Baseline CT imaging parameters predicting overall and progression-free survival for patients with pulmonary metastases from soft tissue and bone sarcoma

Eur Radiol. 2026 Jan 3. doi: 10.1007/s00330-025-12289-3. Online ahead of print.

Abstract

Objectives: The lung is the most frequent metastatic site in soft tissue and bone sarcoma, yet CT imaging predictors of survival remain underexplored. Hence, the aim of this study was to evaluate baseline CT imaging predictors for overall survival (OS) and progression-free survival (PFS) in patients with pulmonary metastases from soft tissue and bone sarcoma.

Materials and methods: Consecutive patients treated from 2016 to 2021 were screened; those without lung metastases, systemic therapy, baseline CT imaging, or with prior lung surgery were excluded. Tumor burden (long axis, volume) and number of pulmonary lesions were assessed at baseline CT imaging and tested for OS and PFS. Significant univariate predictors were entered into multivariate models and reported as hazard ratios (HR).

Results: In the 100 included patients, median OS was 22.1 months, and median PFS was 5.8 months. Tumor burden parameters were not predictive of OS nor PFS (HR 0.724-1.354, p = 0.265-0.975). The number of pulmonary lesions was prognostic, with ≥ 5 lesions predicting shorter OS in univariate (HR 1.709, 95% CI: 1.013-2.881, p = 0.033) and multivariate analysis (HR 3.478, 95% CI: 1.509-8.302, p = 0.004).

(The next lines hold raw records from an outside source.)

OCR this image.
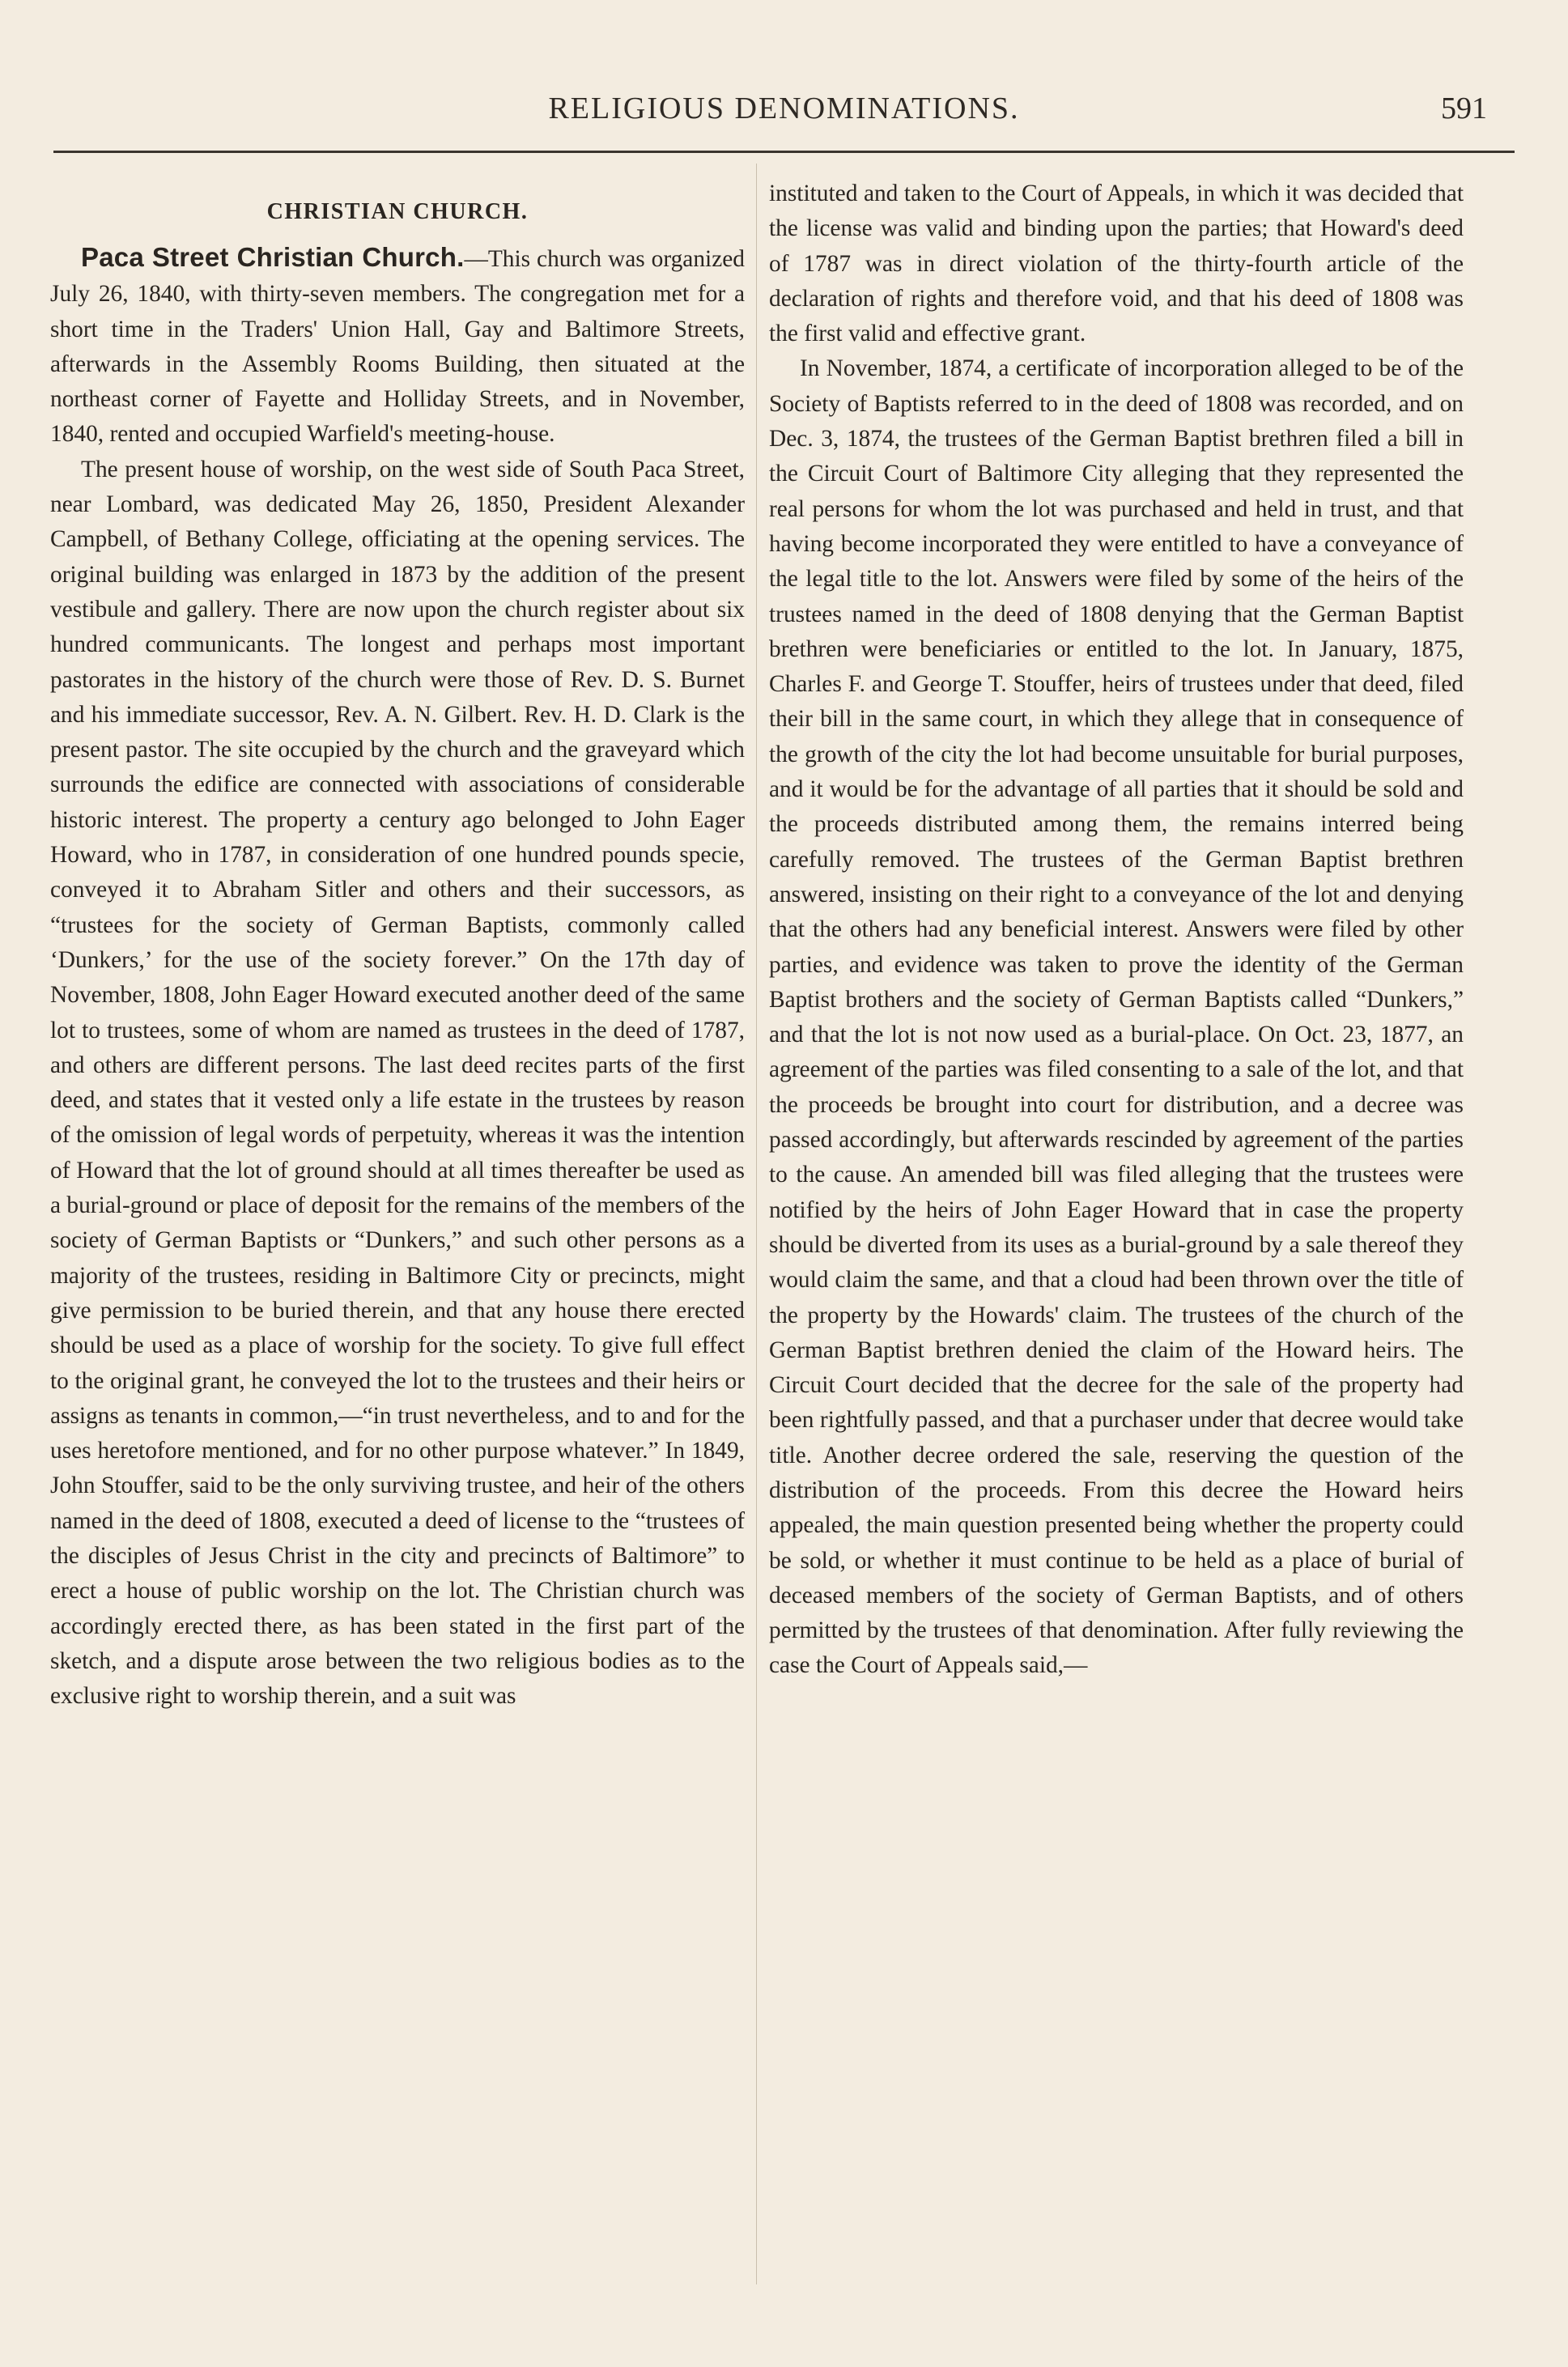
RELIGIOUS DENOMINATIONS.	591
CHRISTIAN CHURCH.

Paca Street Christian Church.—This church was organized July 26, 1840, with thirty-seven members. The congregation met for a short time in the Traders' Union Hall, Gay and Baltimore Streets, afterwards in the Assembly Rooms Building, then situated at the northeast corner of Fayette and Holliday Streets, and in November, 1840, rented and occupied Warfield's meeting-house.

The present house of worship, on the west side of South Paca Street, near Lombard, was dedicated May 26, 1850, President Alexander Campbell, of Bethany College, officiating at the opening services. The original building was enlarged in 1873 by the addition of the present vestibule and gallery. There are now upon the church register about six hundred communicants. The longest and perhaps most important pastorates in the history of the church were those of Rev. D. S. Burnet and his immediate successor, Rev. A. N. Gilbert. Rev. H. D. Clark is the present pastor. The site occupied by the church and the graveyard which surrounds the edifice are connected with associations of considerable historic interest. The property a century ago belonged to John Eager Howard, who in 1787, in consideration of one hundred pounds specie, conveyed it to Abraham Sitler and others and their successors, as “trustees for the society of German Baptists, commonly called ‘Dunkers,’ for the use of the society forever.” On the 17th day of November, 1808, John Eager Howard executed another deed of the same lot to trustees, some of whom are named as trustees in the deed of 1787, and others are different persons. The last deed recites parts of the first deed, and states that it vested only a life estate in the trustees by reason of the omission of legal words of perpetuity, whereas it was the intention of Howard that the lot of ground should at all times thereafter be used as a burial-ground or place of deposit for the remains of the members of the society of German Baptists or “Dunkers,” and such other persons as a majority of the trustees, residing in Baltimore City or precincts, might give permission to be buried therein, and that any house there erected should be used as a place of worship for the society. To give full effect to the original grant, he conveyed the lot to the trustees and their heirs or assigns as tenants in common,—“in trust nevertheless, and to and for the uses heretofore mentioned, and for no other purpose whatever.” In 1849, John Stouffer, said to be the only surviving trustee, and heir of the others named in the deed of 1808, executed a deed of license to the “trustees of the disciples of Jesus Christ in the city and precincts of Baltimore” to erect a house of public worship on the lot. The Christian church was accordingly erected there, as has been stated in the first part of the sketch, and a dispute arose between the two religious bodies as to the exclusive right to worship therein, and a suit was

instituted and taken to the Court of Appeals, in which it was decided that the license was valid and binding upon the parties; that Howard's deed of 1787 was in direct violation of the thirty-fourth article of the declaration of rights and therefore void, and that his deed of 1808 was the first valid and effective grant.

In November, 1874, a certificate of incorporation alleged to be of the Society of Baptists referred to in the deed of 1808 was recorded, and on Dec. 3, 1874, the trustees of the German Baptist brethren filed a bill in the Circuit Court of Baltimore City alleging that they represented the real persons for whom the lot was purchased and held in trust, and that having become incorporated they were entitled to have a conveyance of the legal title to the lot. Answers were filed by some of the heirs of the trustees named in the deed of 1808 denying that the German Baptist brethren were beneficiaries or entitled to the lot. In January, 1875, Charles F. and George T. Stouffer, heirs of trustees under that deed, filed their bill in the same court, in which they allege that in consequence of the growth of the city the lot had become unsuitable for burial purposes, and it would be for the advantage of all parties that it should be sold and the proceeds distributed among them, the remains interred being carefully removed. The trustees of the German Baptist brethren answered, insisting on their right to a conveyance of the lot and denying that the others had any beneficial interest. Answers were filed by other parties, and evidence was taken to prove the identity of the German Baptist brothers and the society of German Baptists called “Dunkers,” and that the lot is not now used as a burial-place. On Oct. 23, 1877, an agreement of the parties was filed consenting to a sale of the lot, and that the proceeds be brought into court for distribution, and a decree was passed accordingly, but afterwards rescinded by agreement of the parties to the cause. An amended bill was filed alleging that the trustees were notified by the heirs of John Eager Howard that in case the property should be diverted from its uses as a burial-ground by a sale thereof they would claim the same, and that a cloud had been thrown over the title of the property by the Howards' claim. The trustees of the church of the German Baptist brethren denied the claim of the Howard heirs. The Circuit Court decided that the decree for the sale of the property had been rightfully passed, and that a purchaser under that decree would take title. Another decree ordered the sale, reserving the question of the distribution of the proceeds. From this decree the Howard heirs appealed, the main question presented being whether the property could be sold, or whether it must continue to be held as a place of burial of deceased members of the society of German Baptists, and of others permitted by the trustees of that denomination. After fully reviewing the case the Court of Appeals said,—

For PFS, ≥ 5 lesions were significant in univariate analysis (HR 1.741, 95% CI: 1.113-2.723, p = 0.011) but not in multivariate analysis (HR 1.530, 95% CI: 0.395-7.391, p = 0.555).

Conclusion: At baseline, CT imaging of patients with soft tissue and bone sarcoma, the number of pulmonary lesions independently predicted OS, whereas tumor burden showed no prognostic value. No imaging parameter independently predicted PFS.

Key points: Question Which baseline CT imaging parameters best predict overall and PFS in patients with pulmonary metastases from soft tissue and bone sarcoma? Findings At baseline, CT imaging, pulmonary lesion count independently predicted OS, while pulmonary tumor burden was not prognostic. No imaging parameter independently predicted PFS. Clinical relevance Baseline CT imaging assessment of the number of pulmonary lesions provides prognostic information and may inform treatment decisions in patients with soft tissue and bone sarcoma.

Keywords: Lung; Sarcoma; Survival analyses; Tomography (X-ray computed); Tumor burden.